Profile photos of speaking panel

Panel Explores Links Between Abortion Rights, Trans Rights

Columbia Nursing’s Center for Sexual and Gender Minority Health Research and Center for Health Policy hosted a panel on November 16, 2022, “Attack on bodily autonomy: Healthy Policy, Anti-Trans Legislation, and the Fall of Roe.” 

More than 60 people attended the event, co-sponsored by the Center for Gender & Sexuality Law, Heilbrunn Department of Population & Family Health, Columbia Population Research Center, and the Women’s, Gender, and Sexuality Studies Council. The event was hybrid, with the panel presenting via Zoom and an in-person audience and post-panel reception.  
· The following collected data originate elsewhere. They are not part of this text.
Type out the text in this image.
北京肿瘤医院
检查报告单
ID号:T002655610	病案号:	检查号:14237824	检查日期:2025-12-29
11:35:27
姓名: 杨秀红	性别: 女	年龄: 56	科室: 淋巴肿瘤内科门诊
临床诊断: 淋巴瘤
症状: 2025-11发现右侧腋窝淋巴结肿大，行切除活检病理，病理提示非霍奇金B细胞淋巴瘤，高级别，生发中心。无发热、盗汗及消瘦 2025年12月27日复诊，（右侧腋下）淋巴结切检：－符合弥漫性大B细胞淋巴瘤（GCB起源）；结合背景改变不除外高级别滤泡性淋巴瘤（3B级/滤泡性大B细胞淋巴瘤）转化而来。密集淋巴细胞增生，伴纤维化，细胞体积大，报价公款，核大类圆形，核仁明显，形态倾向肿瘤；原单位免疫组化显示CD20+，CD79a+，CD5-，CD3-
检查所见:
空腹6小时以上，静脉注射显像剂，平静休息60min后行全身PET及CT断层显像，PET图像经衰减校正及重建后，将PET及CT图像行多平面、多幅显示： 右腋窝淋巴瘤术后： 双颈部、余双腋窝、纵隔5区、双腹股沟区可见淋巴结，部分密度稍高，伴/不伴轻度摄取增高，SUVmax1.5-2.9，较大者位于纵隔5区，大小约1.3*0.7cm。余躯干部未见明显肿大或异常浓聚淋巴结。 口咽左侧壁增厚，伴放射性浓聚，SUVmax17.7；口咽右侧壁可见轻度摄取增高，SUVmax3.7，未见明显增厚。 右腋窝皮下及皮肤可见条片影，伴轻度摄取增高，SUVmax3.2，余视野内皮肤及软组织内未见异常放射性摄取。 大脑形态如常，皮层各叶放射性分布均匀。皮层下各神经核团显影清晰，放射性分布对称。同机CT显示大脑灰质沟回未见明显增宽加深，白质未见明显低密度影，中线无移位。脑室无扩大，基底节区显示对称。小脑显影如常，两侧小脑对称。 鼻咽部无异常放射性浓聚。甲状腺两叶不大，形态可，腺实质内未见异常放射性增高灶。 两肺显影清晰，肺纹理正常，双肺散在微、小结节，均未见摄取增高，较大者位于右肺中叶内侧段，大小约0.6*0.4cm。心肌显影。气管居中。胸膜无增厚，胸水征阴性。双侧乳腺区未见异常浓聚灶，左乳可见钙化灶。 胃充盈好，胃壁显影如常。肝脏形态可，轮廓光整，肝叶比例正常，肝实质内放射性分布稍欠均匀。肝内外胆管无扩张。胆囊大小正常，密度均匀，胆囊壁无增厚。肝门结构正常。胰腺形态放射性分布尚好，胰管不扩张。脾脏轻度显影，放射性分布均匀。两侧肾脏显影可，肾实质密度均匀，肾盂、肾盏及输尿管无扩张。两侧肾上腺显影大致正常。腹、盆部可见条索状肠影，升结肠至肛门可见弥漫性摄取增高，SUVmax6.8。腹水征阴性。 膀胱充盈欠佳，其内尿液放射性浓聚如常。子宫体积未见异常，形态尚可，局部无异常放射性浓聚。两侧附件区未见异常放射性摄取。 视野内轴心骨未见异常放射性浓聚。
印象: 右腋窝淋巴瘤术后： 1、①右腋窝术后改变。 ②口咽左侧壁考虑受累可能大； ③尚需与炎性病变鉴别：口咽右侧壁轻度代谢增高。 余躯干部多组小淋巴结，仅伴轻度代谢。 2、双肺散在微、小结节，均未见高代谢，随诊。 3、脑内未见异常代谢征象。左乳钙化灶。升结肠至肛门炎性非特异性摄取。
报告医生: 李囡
Katherine Franke, a Columbia Law professor and director of the Center for Gender & Sexuality Law, served as moderator. Kate Steinle, MS ‘09, provided the clinical perspective; Ezra Cukor, senior staff attorney at the Transgender Legal Defense and Education Fund, offered the legal viewpoint; and Krystal Redman, executive director of SPARK Reproductive Justice, brought the perspective of grassroots organizing with Black and brown queer and trans folks.  

Among some of the takeaways: 

  1. Need for full spectrum care: Access to abortion and gender-affirming care should each be part of the standard of care available for all people. 
  2. The importance of coalitions: These are not siloed issues; they are connected beyond the fact that some transgender people need abortions. The Dobbs decision and the attacks on access to hormone therapies highlighted these connections and the fact that the issues go to the core of the right to make decisions about one’s body and one’s future.  
  3. The value of clinician advocates: Panelists noted that clinicians can do a lot to support their clients and their colleagues in states that are restricting access to abortion and gender-affirming care.  

Professor Tonda Hughes, one of the organizers of the event and director of the Center for Sexual and Gender Minority Health Research, noted: “The panelists each made compelling arguments that policies restricting abortion rights and trans rights are inextricably linked. Once this is understood by advocates of each concern, these groups can join forces and increase the likelihood of change.”